活人剣 

 大晦日の格闘技をちょっとだけ見た。締め切りが控えていたので年末年始の区別なく仕事に追われていたが、ホイスと所の試合を見た。

 ホイスは寝技を評価されるし、確かに他の総合系の選手と比べても段違いにうまいと思う。しかし、私が感心したのは「入り方」だった。

 思えば初めてホイスの試合に触れたのは、アメリカで行われた大道塾市原海樹選手との試合。ホイスは市原の蹴りに合わせてタックルを決め、寝技で勝った。初対面の選手に対して、あの一瞬の見切りは大したものだと思った。

 今回も、その抜群の見切りを何度も見せてくれた。間合いとタイミングを読み切り、打撃の隙間をかいくぐって確実にタックルを決める。ホイスは発勁を知らないからタックルですんでいるが、接触したところから肘や肩で当て身を行うことを知っていたら、相手は入られた瞬間にKOだ。

 逆に所は打撃系の選手なのに間合いとタイミングに無頓着に見えた。ホイスが入ってくる瞬間にしか打撃を決めるチャンスはないのに、胴回し回転蹴りを出しているようではわかってないとしかいいようがない。

 ホイスは離れたら上段や下段の横蹴りで牽制し、近づいたらうまく相手の技を引き出し、技が伸びきったところへ入り込む。打撃系の選手なら、そこを駆け引きで逆にタックルさせ、カウンターを決めなければならないのだが、それができたものはいないのだ。
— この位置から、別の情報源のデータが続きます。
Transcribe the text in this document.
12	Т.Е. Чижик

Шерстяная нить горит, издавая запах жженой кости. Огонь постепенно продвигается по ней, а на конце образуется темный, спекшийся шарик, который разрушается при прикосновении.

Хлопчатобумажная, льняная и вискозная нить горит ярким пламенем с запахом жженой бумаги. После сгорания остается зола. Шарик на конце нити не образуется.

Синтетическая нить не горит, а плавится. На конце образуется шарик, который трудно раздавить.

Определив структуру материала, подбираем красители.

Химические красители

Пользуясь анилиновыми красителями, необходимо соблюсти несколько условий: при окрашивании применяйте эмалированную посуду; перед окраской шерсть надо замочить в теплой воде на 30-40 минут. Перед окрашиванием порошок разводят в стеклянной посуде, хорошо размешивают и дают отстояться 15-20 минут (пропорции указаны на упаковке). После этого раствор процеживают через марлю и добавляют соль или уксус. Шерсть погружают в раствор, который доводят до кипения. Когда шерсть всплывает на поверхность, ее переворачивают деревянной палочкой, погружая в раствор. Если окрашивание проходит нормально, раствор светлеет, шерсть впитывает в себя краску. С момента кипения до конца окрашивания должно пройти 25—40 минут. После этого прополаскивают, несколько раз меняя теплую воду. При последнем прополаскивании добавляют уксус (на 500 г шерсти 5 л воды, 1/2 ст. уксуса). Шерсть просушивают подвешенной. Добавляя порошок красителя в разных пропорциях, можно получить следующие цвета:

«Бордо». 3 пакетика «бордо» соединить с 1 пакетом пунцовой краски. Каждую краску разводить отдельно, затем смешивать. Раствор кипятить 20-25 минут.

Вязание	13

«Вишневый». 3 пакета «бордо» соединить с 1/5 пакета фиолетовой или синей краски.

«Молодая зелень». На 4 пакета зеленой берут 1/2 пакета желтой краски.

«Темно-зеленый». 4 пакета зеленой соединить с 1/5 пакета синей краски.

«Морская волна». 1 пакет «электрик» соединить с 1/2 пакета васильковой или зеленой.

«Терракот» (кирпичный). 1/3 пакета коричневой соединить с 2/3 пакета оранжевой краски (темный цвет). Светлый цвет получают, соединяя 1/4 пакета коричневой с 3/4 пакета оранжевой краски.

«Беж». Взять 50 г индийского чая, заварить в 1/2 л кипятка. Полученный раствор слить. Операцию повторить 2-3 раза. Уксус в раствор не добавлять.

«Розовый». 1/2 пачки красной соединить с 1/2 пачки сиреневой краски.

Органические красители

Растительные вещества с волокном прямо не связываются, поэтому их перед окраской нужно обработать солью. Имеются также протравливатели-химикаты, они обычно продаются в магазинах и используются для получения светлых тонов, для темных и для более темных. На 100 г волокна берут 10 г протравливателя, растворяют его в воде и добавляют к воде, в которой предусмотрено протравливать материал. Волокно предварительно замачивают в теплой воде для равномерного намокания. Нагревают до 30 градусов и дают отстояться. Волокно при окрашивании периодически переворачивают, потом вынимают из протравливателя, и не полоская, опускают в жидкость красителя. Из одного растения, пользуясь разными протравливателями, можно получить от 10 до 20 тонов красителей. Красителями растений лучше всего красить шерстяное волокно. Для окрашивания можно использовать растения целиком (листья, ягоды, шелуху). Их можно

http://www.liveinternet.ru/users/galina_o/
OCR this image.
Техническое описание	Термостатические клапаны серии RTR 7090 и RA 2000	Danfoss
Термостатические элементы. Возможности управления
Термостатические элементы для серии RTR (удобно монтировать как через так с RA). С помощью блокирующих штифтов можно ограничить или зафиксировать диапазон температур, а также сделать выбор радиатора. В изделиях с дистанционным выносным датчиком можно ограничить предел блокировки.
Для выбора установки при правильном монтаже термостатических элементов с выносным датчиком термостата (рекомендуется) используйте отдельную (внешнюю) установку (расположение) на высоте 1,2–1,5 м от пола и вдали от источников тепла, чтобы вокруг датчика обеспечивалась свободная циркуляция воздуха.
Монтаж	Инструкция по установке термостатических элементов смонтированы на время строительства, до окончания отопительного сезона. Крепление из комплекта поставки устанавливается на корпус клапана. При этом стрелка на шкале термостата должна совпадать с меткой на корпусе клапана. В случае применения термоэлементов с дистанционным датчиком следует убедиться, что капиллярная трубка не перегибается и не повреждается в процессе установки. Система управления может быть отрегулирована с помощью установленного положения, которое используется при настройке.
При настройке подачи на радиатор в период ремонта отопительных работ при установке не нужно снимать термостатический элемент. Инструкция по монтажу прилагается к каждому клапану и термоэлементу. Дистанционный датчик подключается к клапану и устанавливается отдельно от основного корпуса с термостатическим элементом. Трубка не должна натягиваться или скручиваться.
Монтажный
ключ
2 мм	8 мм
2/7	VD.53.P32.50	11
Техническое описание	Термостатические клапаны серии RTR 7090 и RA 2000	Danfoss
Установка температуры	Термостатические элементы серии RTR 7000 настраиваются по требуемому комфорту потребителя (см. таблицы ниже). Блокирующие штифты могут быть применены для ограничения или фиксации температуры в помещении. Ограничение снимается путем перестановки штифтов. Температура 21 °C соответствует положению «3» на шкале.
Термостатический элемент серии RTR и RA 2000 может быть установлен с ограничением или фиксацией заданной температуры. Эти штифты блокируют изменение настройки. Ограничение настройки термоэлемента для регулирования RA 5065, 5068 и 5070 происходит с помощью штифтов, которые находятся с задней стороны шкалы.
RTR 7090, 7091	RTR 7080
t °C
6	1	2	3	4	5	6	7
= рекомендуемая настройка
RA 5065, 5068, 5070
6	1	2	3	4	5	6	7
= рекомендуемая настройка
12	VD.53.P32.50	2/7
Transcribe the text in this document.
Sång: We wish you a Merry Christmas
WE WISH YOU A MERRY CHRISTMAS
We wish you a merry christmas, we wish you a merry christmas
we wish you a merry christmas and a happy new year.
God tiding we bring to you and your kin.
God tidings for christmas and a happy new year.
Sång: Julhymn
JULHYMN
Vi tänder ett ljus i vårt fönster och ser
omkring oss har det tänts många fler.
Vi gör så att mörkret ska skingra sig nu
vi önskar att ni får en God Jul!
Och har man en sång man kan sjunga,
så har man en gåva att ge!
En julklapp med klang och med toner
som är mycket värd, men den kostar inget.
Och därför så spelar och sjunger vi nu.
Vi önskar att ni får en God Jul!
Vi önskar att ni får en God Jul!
 日本の剣術はこうした間合いの攻防に命をかけるわけだから、研究が非常に進んでいる。間合いを詰めていき、「技を出さなければやられる」という所まで相手を追いつめ、先に技を出させて裏を取る。柳生新陰流ではこうした戦法を活人剣と呼んでいるようだ。

 グレイシー柔術は打撃系との戦いの経験が豊富なので、こうした駆け引き、戦法に非常に優れている。伝統武術を学ぶ者にとっても、見るべき点は多いと思う。